If I use a function to get some data which I want to replace in the original list

new_data = [2,3,4]

Why doesn't

list1 = new_data

mutate the original list? Why does it create a new reference?

list1[:] = new_data 

does work, but why doesn't the other expression work?

Answer 1

Because that's not how Python works. (What language does work like this?)

Python variable names are just that: names. Assigning foo = whatever just makes foo a new name for the object named by whatever. Simple assignment will never mutate an existing object.

Answer 2

Python's names are labels on objects, not memory locations. This is very different from C++. One object may have many names, or no names at all if it is contained within some other object (like a list).

Simple assignments don't change objects, they only rebind names. The object formerly bound to list1 doesn't get changed, though it might be garbage collected if that name was the only way it was referenced in your program.

The web page Code like a Pythonista does a great job of explaining this. I'd check if out if you want to understand Python variables better.

Answer 3

Because that's how assignment works in Python. All assignments change the specified name to refer to some other object than the one they already refer to.

Answer 4

Python names are just references to a position in memory. So:

list1 = new_data

is just making both variables refer to the same position in memory.

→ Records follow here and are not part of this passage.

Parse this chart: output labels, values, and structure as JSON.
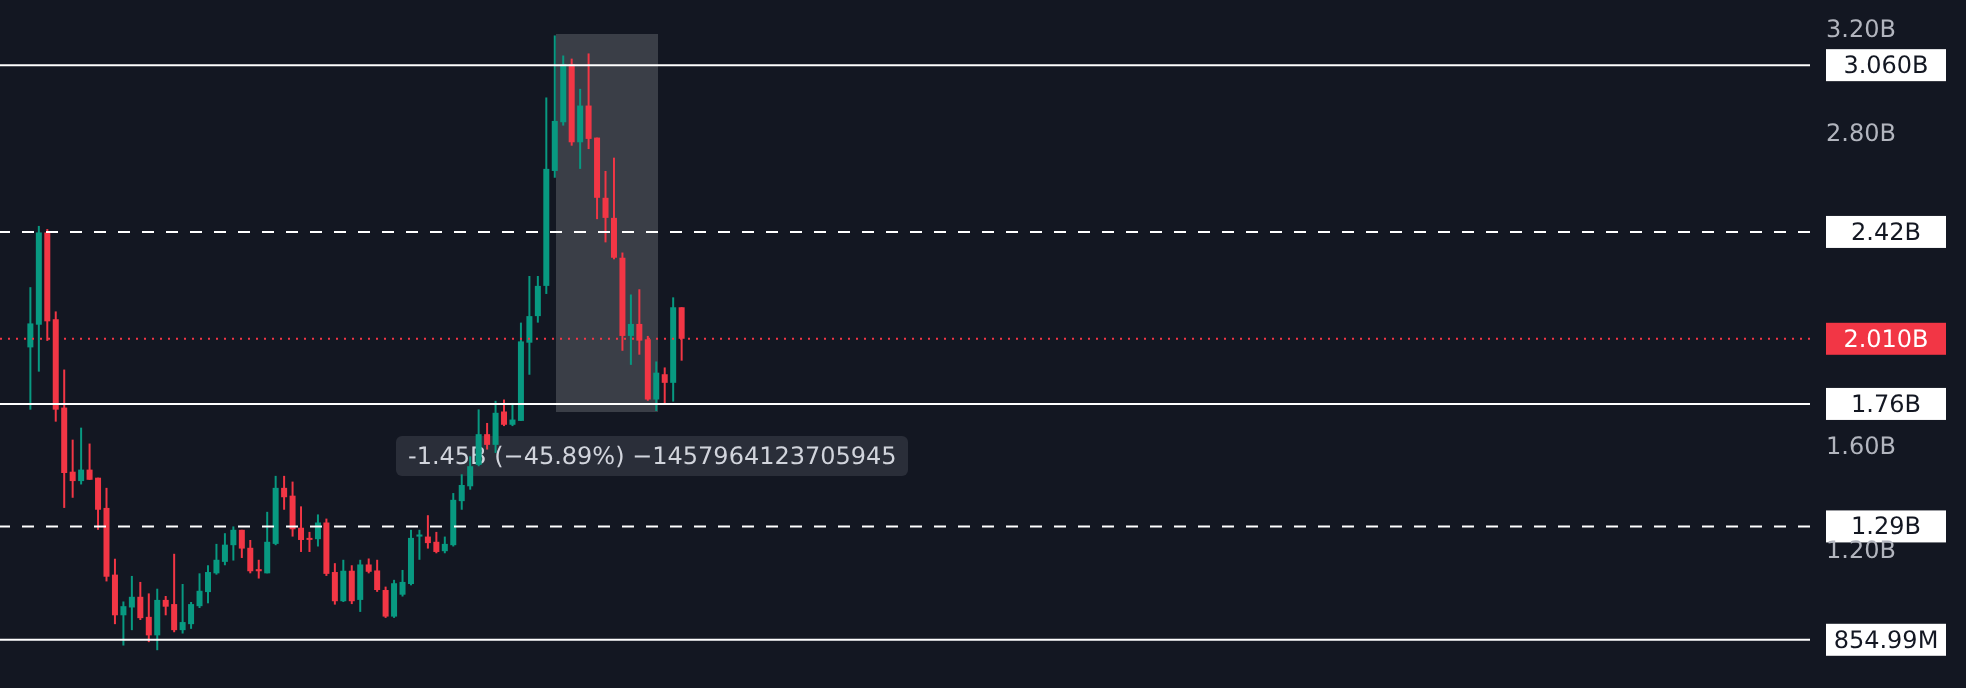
{
  "chart_data": {
    "type": "candlestick",
    "categories": [
      null,
      null,
      null,
      null,
      null,
      null,
      null,
      null,
      null,
      null,
      null,
      null,
      null,
      null,
      null,
      null,
      null,
      null,
      null,
      null,
      null,
      null,
      null,
      null,
      null,
      null,
      null,
      null,
      null,
      null,
      null,
      null,
      null,
      null,
      null,
      null,
      null,
      null,
      null,
      null,
      null,
      null,
      null,
      null,
      null,
      null,
      null,
      null,
      null,
      null,
      null,
      null,
      null,
      null,
      null,
      null,
      null,
      null,
      null,
      null,
      null,
      null,
      null,
      null,
      null,
      null,
      null,
      null,
      null,
      null,
      null,
      null,
      null,
      null,
      null,
      null,
      null,
      null,
      null,
      null,
      null,
      null,
      null,
      null,
      null,
      null,
      null,
      null,
      null,
      null,
      null,
      null,
      null,
      null,
      null,
      null,
      null,
      null,
      null,
      null,
      null,
      null,
      null,
      null,
      null,
      null,
      null,
      null,
      null,
      null,
      null,
      null,
      null,
      null,
      null,
      null,
      null,
      null,
      null,
      null,
      null,
      null,
      null,
      null,
      null,
      null,
      null,
      null,
      null,
      null,
      null,
      null,
      null,
      null,
      null,
      null,
      null,
      null,
      null,
      null,
      null,
      null,
      null,
      null,
      null,
      null,
      null,
      null,
      null,
      null,
      null,
      null,
      null,
      null,
      null,
      null,
      null,
      null,
      null,
      null,
      null,
      null,
      null,
      null,
      null,
      null,
      null,
      null,
      null,
      null,
      null,
      null,
      null,
      null,
      null,
      null,
      null,
      null,
      null,
      null,
      null,
      null,
      null,
      null,
      null,
      null,
      null,
      null,
      null,
      null,
      null,
      null,
      null,
      null,
      null,
      null,
      null,
      null,
      null,
      null,
      null,
      null,
      null,
      null,
      null,
      null,
      null,
      null,
      null,
      null,
      null,
      null,
      null,
      null
    ],
    "ohlc": [
      null,
      null,
      null,
      [
        1.977,
        2.208,
        1.738,
        2.069
      ],
      [
        2.064,
        2.443,
        1.884,
        2.418
      ],
      [
        2.418,
        2.431,
        2.002,
        2.077
      ],
      [
        2.085,
        2.115,
        1.692,
        1.738
      ],
      [
        1.746,
        1.892,
        1.361,
        1.495
      ],
      [
        1.5,
        1.623,
        1.4,
        1.464
      ],
      [
        1.464,
        1.669,
        1.451,
        1.508
      ],
      [
        1.508,
        1.608,
        1.469,
        1.469
      ],
      [
        1.477,
        1.477,
        1.277,
        1.354
      ],
      [
        1.361,
        1.438,
        1.079,
        1.097
      ],
      [
        1.105,
        1.166,
        0.915,
        0.949
      ],
      [
        0.949,
        1.002,
        0.833,
        0.984
      ],
      [
        0.979,
        1.1,
        0.892,
        1.02
      ],
      [
        1.02,
        1.077,
        0.931,
        0.938
      ],
      [
        0.943,
        1.033,
        0.846,
        0.872
      ],
      [
        0.872,
        1.051,
        0.815,
        1.008
      ],
      [
        1.008,
        1.023,
        0.949,
        0.982
      ],
      [
        0.992,
        1.185,
        0.884,
        0.892
      ],
      [
        0.892,
        1.069,
        0.879,
        0.923
      ],
      [
        0.915,
        1.0,
        0.897,
        0.992
      ],
      [
        0.984,
        1.11,
        0.977,
        1.043
      ],
      [
        1.038,
        1.141,
        0.995,
        1.115
      ],
      [
        1.11,
        1.223,
        1.105,
        1.162
      ],
      [
        1.154,
        1.264,
        1.141,
        1.22
      ],
      [
        1.218,
        1.29,
        1.159,
        1.277
      ],
      [
        1.277,
        1.277,
        1.169,
        1.205
      ],
      [
        1.208,
        1.238,
        1.11,
        1.118
      ],
      [
        1.126,
        1.162,
        1.09,
        1.118
      ],
      [
        1.11,
        1.346,
        1.11,
        1.231
      ],
      [
        1.223,
        1.484,
        1.218,
        1.438
      ],
      [
        1.438,
        1.484,
        1.354,
        1.402
      ],
      [
        1.408,
        1.462,
        1.251,
        1.279
      ],
      [
        1.285,
        1.367,
        1.192,
        1.238
      ],
      [
        1.246,
        1.269,
        1.192,
        1.241
      ],
      [
        1.241,
        1.336,
        1.213,
        1.305
      ],
      [
        1.305,
        1.32,
        1.1,
        1.108
      ],
      [
        1.115,
        1.149,
        0.99,
        1.003
      ],
      [
        1.003,
        1.162,
        1.0,
        1.12
      ],
      [
        1.12,
        1.141,
        0.992,
        1.003
      ],
      [
        1.008,
        1.162,
        0.962,
        1.144
      ],
      [
        1.144,
        1.167,
        1.11,
        1.116
      ],
      [
        1.121,
        1.162,
        1.039,
        1.046
      ],
      [
        1.046,
        1.059,
        0.939,
        0.944
      ],
      [
        0.944,
        1.085,
        0.939,
        1.072
      ],
      [
        1.028,
        1.123,
        1.021,
        1.077
      ],
      [
        1.069,
        1.277,
        1.064,
        1.246
      ],
      [
        1.251,
        1.277,
        1.162,
        1.259
      ],
      [
        1.251,
        1.333,
        1.205,
        1.226
      ],
      [
        1.231,
        1.269,
        1.187,
        1.192
      ],
      [
        1.195,
        1.251,
        1.187,
        1.223
      ],
      [
        1.218,
        1.418,
        1.213,
        1.392
      ],
      [
        1.387,
        1.49,
        1.354,
        1.449
      ],
      [
        1.444,
        1.559,
        1.431,
        1.521
      ],
      [
        1.526,
        1.739,
        1.521,
        1.644
      ],
      [
        1.644,
        1.687,
        1.585,
        1.603
      ],
      [
        1.603,
        1.772,
        1.572,
        1.726
      ],
      [
        1.731,
        1.777,
        1.675,
        1.68
      ],
      [
        1.68,
        1.764,
        1.675,
        1.7
      ],
      [
        1.695,
        2.072,
        1.695,
        2.0
      ],
      [
        1.995,
        2.251,
        1.872,
        2.097
      ],
      [
        2.097,
        2.251,
        2.072,
        2.213
      ],
      [
        2.213,
        2.936,
        2.182,
        2.662
      ],
      [
        2.654,
        3.174,
        2.628,
        2.846
      ],
      [
        2.841,
        3.097,
        2.828,
        3.064
      ],
      [
        3.064,
        3.085,
        2.751,
        2.764
      ],
      [
        2.764,
        2.969,
        2.662,
        2.905
      ],
      [
        2.905,
        3.105,
        2.738,
        2.777
      ],
      [
        2.782,
        2.782,
        2.469,
        2.551
      ],
      [
        2.551,
        2.654,
        2.38,
        2.474
      ],
      [
        2.474,
        2.705,
        2.315,
        2.321
      ],
      [
        2.321,
        2.341,
        1.964,
        2.021
      ],
      [
        2.021,
        2.18,
        1.91,
        2.067
      ],
      [
        2.067,
        2.2,
        1.949,
        2.003
      ],
      [
        2.008,
        2.021,
        1.772,
        1.777
      ],
      [
        1.777,
        1.923,
        1.733,
        1.88
      ],
      [
        1.874,
        1.9,
        1.756,
        1.841
      ],
      [
        1.841,
        2.169,
        1.769,
        2.131
      ],
      [
        2.131,
        2.131,
        1.926,
        2.01
      ],
      null,
      null,
      null,
      null,
      null,
      null,
      null,
      null,
      null,
      null,
      null,
      null,
      null,
      null,
      null,
      null,
      null,
      null,
      null,
      null,
      null,
      null,
      null,
      null,
      null,
      null,
      null,
      null,
      null,
      null,
      null,
      null,
      null,
      null,
      null,
      null,
      null,
      null,
      null,
      null,
      null,
      null,
      null,
      null,
      null,
      null,
      null,
      null,
      null,
      null,
      null,
      null,
      null,
      null,
      null,
      null,
      null,
      null,
      null,
      null,
      null,
      null,
      null,
      null,
      null,
      null,
      null,
      null,
      null,
      null,
      null,
      null,
      null,
      null,
      null,
      null,
      null,
      null,
      null,
      null,
      null,
      null,
      null,
      null,
      null,
      null,
      null,
      null,
      null,
      null,
      null,
      null,
      null,
      null,
      null,
      null,
      null,
      null,
      null,
      null,
      null,
      null,
      null,
      null,
      null,
      null,
      null,
      null,
      null,
      null,
      null,
      null,
      null,
      null,
      null,
      null,
      null,
      null,
      null,
      null,
      null,
      null,
      null,
      null,
      null,
      null,
      null,
      null,
      null,
      null,
      null,
      null,
      null
    ],
    "colors": [
      null,
      null,
      null,
      "#089981",
      "#089981",
      "#f23645",
      "#f23645",
      "#f23645",
      "#f23645",
      "#089981",
      "#f23645",
      "#f23645",
      "#f23645",
      "#f23645",
      "#089981",
      "#089981",
      "#f23645",
      "#f23645",
      "#089981",
      "#f23645",
      "#f23645",
      "#089981",
      "#089981",
      "#089981",
      "#089981",
      "#089981",
      "#089981",
      "#089981",
      "#f23645",
      "#f23645",
      "#f23645",
      "#089981",
      "#089981",
      "#f23645",
      "#f23645",
      "#f23645",
      "#f23645",
      "#089981",
      "#f23645",
      "#f23645",
      "#089981",
      "#f23645",
      "#089981",
      "#f23645",
      "#f23645",
      "#f23645",
      "#089981",
      "#089981",
      "#089981",
      "#089981",
      "#f23645",
      "#f23645",
      "#089981",
      "#089981",
      "#089981",
      "#089981",
      "#089981",
      "#f23645",
      "#089981",
      "#f23645",
      "#089981",
      "#089981",
      "#089981",
      "#089981",
      "#089981",
      "#089981",
      "#089981",
      "#f23645",
      "#089981",
      "#f23645",
      "#f23645",
      "#f23645",
      "#f23645",
      "#f23645",
      "#089981",
      "#f23645",
      "#f23645",
      "#089981",
      "#f23645",
      "#089981",
      "#f23645",
      null,
      null,
      null,
      null,
      null,
      null,
      null,
      null,
      null,
      null,
      null,
      null,
      null,
      null,
      null,
      null,
      null,
      null,
      null,
      null,
      null,
      null,
      null,
      null,
      null,
      null,
      null,
      null,
      null,
      null,
      null,
      null,
      null,
      null,
      null,
      null,
      null,
      null,
      null,
      null,
      null,
      null,
      null,
      null,
      null,
      null,
      null,
      null,
      null,
      null,
      null,
      null,
      null,
      null,
      null,
      null,
      null,
      null,
      null,
      null,
      null,
      null,
      null,
      null,
      null,
      null,
      null,
      null,
      null,
      null,
      null,
      null,
      null,
      null,
      null,
      null,
      null,
      null,
      null,
      null,
      null,
      null,
      null,
      null,
      null,
      null,
      null,
      null,
      null,
      null,
      null,
      null,
      null,
      null,
      null,
      null,
      null,
      null,
      null,
      null,
      null,
      null,
      null,
      null,
      null,
      null,
      null,
      null,
      null,
      null,
      null,
      null,
      null,
      null,
      null,
      null,
      null,
      null,
      null,
      null,
      null,
      null,
      null,
      null,
      null,
      null,
      null,
      null,
      null,
      null,
      null,
      null,
      null
    ],
    "ylim": [
      0.67,
      3.31
    ],
    "yticks": [
      {
        "value": 3.2,
        "label": "3.20B"
      },
      {
        "value": 2.8,
        "label": "2.80B"
      },
      {
        "value": 1.6,
        "label": "1.60B"
      },
      {
        "value": 1.2,
        "label": "1.20B"
      }
    ],
    "tick_labels": "y",
    "ref_lines": [
      {
        "axis": "y",
        "value": 3.06,
        "label": "3.060B",
        "color": "#ffffff",
        "line_style": "solid"
      },
      {
        "axis": "y",
        "value": 2.42,
        "label": "2.42B",
        "color": "#ffffff",
        "line_style": "dashed"
      },
      {
        "axis": "y",
        "value": 2.01,
        "label": "2.010B",
        "color": "#f23645",
        "line_style": "dotted"
      },
      {
        "axis": "y",
        "value": 1.76,
        "label": "1.76B",
        "color": "#ffffff",
        "line_style": "solid"
      },
      {
        "axis": "y",
        "value": 1.29,
        "label": "1.29B",
        "color": "#ffffff",
        "line_style": "dashed"
      },
      {
        "axis": "y",
        "value": 0.85499,
        "label": "854.99M",
        "color": "#ffffff",
        "line_style": "solid"
      }
    ],
    "annotations": [
      "-1.45B (−45.89%) −1457964123705945"
    ]
  }
}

On the other hand, list1[:] makes a copy of the list1

Answer 5

For a C programmer: C variables are pointers, python variables are handles. I think you really want to do something like this, but in python:

// C code
std::vector<int> myvector;

myfunction(std::vector<int> &testvector) {
     if (somearg) {
         testvector.append(4)
     } else {
         int[] myints = {4,15,16};
         testvector = std::vector<int>(myints)
     }
}

Because testvector is a pointer to an object, and you changed the object it points to, the parent will see your change, no matter which path you take.

In python, this would look like this:

list1 = [1,2,3]

def modfunc(mylist):
    if (somearg):
        mylist.append(4)
    else:
        mylist = [1,2,3]

And while the first one will work, the second one won't. In this case, mylist is not a direct pointer to memory; it points to an entry in an object lookup table, which then points to the real object. In the failing case, you change the name mylist to point to a different object, but the parent still has their name pointing to the original object.

In the first case where it works, you actually deference both the name and the object list to get the actual object and manipulate it directly. Both parent and child's names point to this object, so it works.

So, what do you do? Well, in short, you don't need to do this. In C, you often needed references because it limited you to a single return value. Sure, you could use structs, but it just wasn't very convenient to do in C. In python, tuples are a natural part of the language. So let's say you wanted to do something like this in C:

 int sumdefault(std::vector<int> &avector):
     if len(avector) == 0:
         int[] someints = {1,2,3,4,5}
         avector = std::vector<int>(someints);
     return sum(avector)

So, you need the int return value to return the sum. And you also might change avector, so you need to return a reference. Also, returning avector (say, in a pair) can be dangerous, since you are creating a variable on the local stack, and so returning a reference to it really isn't valid, but returning by value could be expensive (and unnecessary) if avector is large, yada yada. In python, you would just return both values:

def sumdefault(mylist=[]):
    if len(mylist) == 0:
        mylist = [1,2,3,4,5]
    return mylist, sum(mylist)

 alist = [2,3,4,5]
 alist, sumalist = sumdefault(alist)

This is (afaik) the proper pythonic way to deal with this pattern. You'll never waste time unnecessarily copying lists - Python always passes around references to things. and Python really doesn't have anything like a 'local' variable in the same way C does: a variable created in a subfunction has a local name, but it's in a global heap, so even though we constructued [1,2,3,4,5] in a subfunction, that memory isn't going to disappear when we return up a function - our local name for it will disappear, but the parent function will now have a name pointing to it, and it will persist as long as some name references it.